Im Rahmen des Umbaus erhielt es im Sommer 2005 eine Rasenheizung und wird bis zur EM 2008 auch einen U-Bahn-Anschluss erhalten. Weiters werden das Hauptmedienzentrum und das Stadionmedienzentrum zusammengelegt. Dafür wird ein temporärer Zubau mit direktem Zugang zum Stadion errichtet. Für die VIP-Gäste werden neue Parkplätze geschaffen. Da für die Vorbereitung der Schlusszeremonie spezielle Räumlichkeiten mit direktem Zugang zum Innenraum des Stadions benötigt werden, müssen auch Lagerbereiche und Büros errichtet werden. Die Kosten des Umbaus betragen 39,6 Millionen Euro.

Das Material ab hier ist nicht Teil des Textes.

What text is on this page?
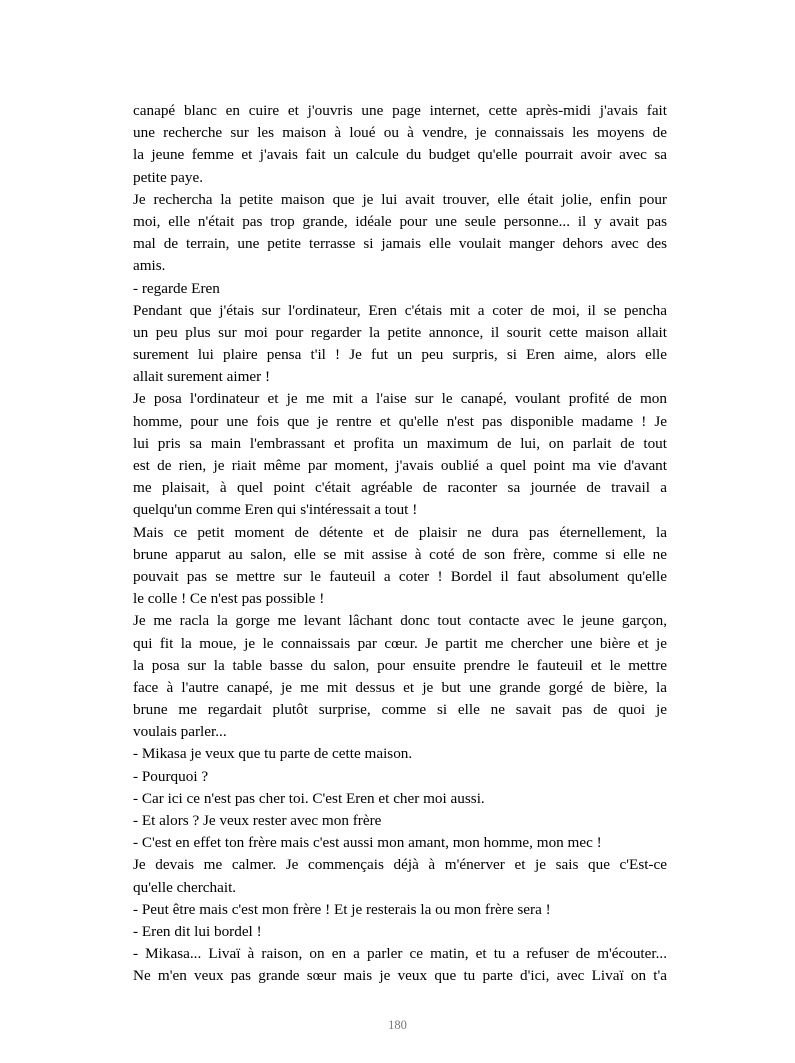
canapé blanc en cuire et j'ouvris une page internet, cette après-midi j'avais fait
une recherche sur les maison à loué ou à vendre, je connaissais les moyens de
la jeune femme et j'avais fait un calcule du budget qu'elle pourrait avoir avec sa
petite paye.
Je recherchа la petite maison que je lui avait trouver, elle était jolie, enfin pour
moi, elle n'était pas trop grande, idéale pour une seule personne... il y avait pas
mal de terrain, une petite terrasse si jamais elle voulait manger dehors avec des
amis.
- regarde Eren
Pendant que j'étais sur l'ordinateur, Eren c'étais mit a coter de moi, il se pencha
un peu plus sur moi pour regarder la petite annonce, il sourit cette maison allait
surement lui plaire pensa t'il ! Je fut un peu surpris, si Eren aime, alors elle
allait surement aimer !
Je posa l'ordinateur et je me mit a l'aise sur le canapé, voulant profité de mon
homme, pour une fois que je rentre et qu'elle n'est pas disponible madame ! Je
lui pris sa main l'embrassant et profita un maximum de lui, on parlait de tout
est de rien, je riait même par moment, j'avais oublié a quel point ma vie d'avant
me plaisait, à quel point c'était agréable de raconter sa journée de travail a
quelqu'un comme Eren qui s'intéressait a tout !
Mais ce petit moment de détente et de plaisir ne dura pas éternellement, la
brune apparut au salon, elle se mit assise à coté de son frère, comme si elle ne
pouvait pas se mettre sur le fauteuil a coter ! Bordel il faut absolument qu'elle
le colle ! Ce n'est pas possible !
Je me racla la gorge me levant lâchant donc tout contacte avec le jeune garçon,
qui fit la moue, je le connaissais par cœur. Je partit me chercher une bière et je
la posa sur la table basse du salon, pour ensuite prendre le fauteuil et le mettre
face à l'autre canapé, je me mit dessus et je but une grande gorgé de bière, la
brune me regardait plutôt surprise, comme si elle ne savait pas de quoi je
voulais parler...
- Mikasa je veux que tu parte de cette maison.
- Pourquoi ?
- Car ici ce n'est pas cher toi. C'est Eren et cher moi aussi.
- Et alors ? Je veux rester avec mon frère
- C'est en effet ton frère mais c'est aussi mon amant, mon homme, mon mec !
Je devais me calmer. Je commençais déjà à m'énerver et je sais que c'Est-ce
qu'elle cherchait.
- Peut être mais c'est mon frère ! Et je resterais la ou mon frère sera !
- Eren dit lui bordel !
- Mikasa... Livaï à raison, on en a parler ce matin, et tu a refuser de m'écouter...
Ne m'en veux pas grande sœur mais je veux que tu parte d'ici, avec Livaï on t'a
180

Um die Sicherheit der EM 2008 zu gewährleisten, sowie VIP-Parkplätze zu schaffen und Fanshops einzurichten, wurden im November und am 8. Dezember 2006 56 Bäume um das Stadion gefällt. Dies wurde zum Teil kritisiert, da von der UEFA zwar eine Sicherheitszone, jedoch nicht explizit die Fällung von Bäumen gefordert wurde. Von Seiten der politisch Zuständigen wurde den Baumfällungen zugestimmt, da die Fällungen in Hinblick auf eine nicht auszuschließende Terrorgefahr und die Sicherstellung von bis zu 1.500 Verletzten unumgänglich gewesen seien.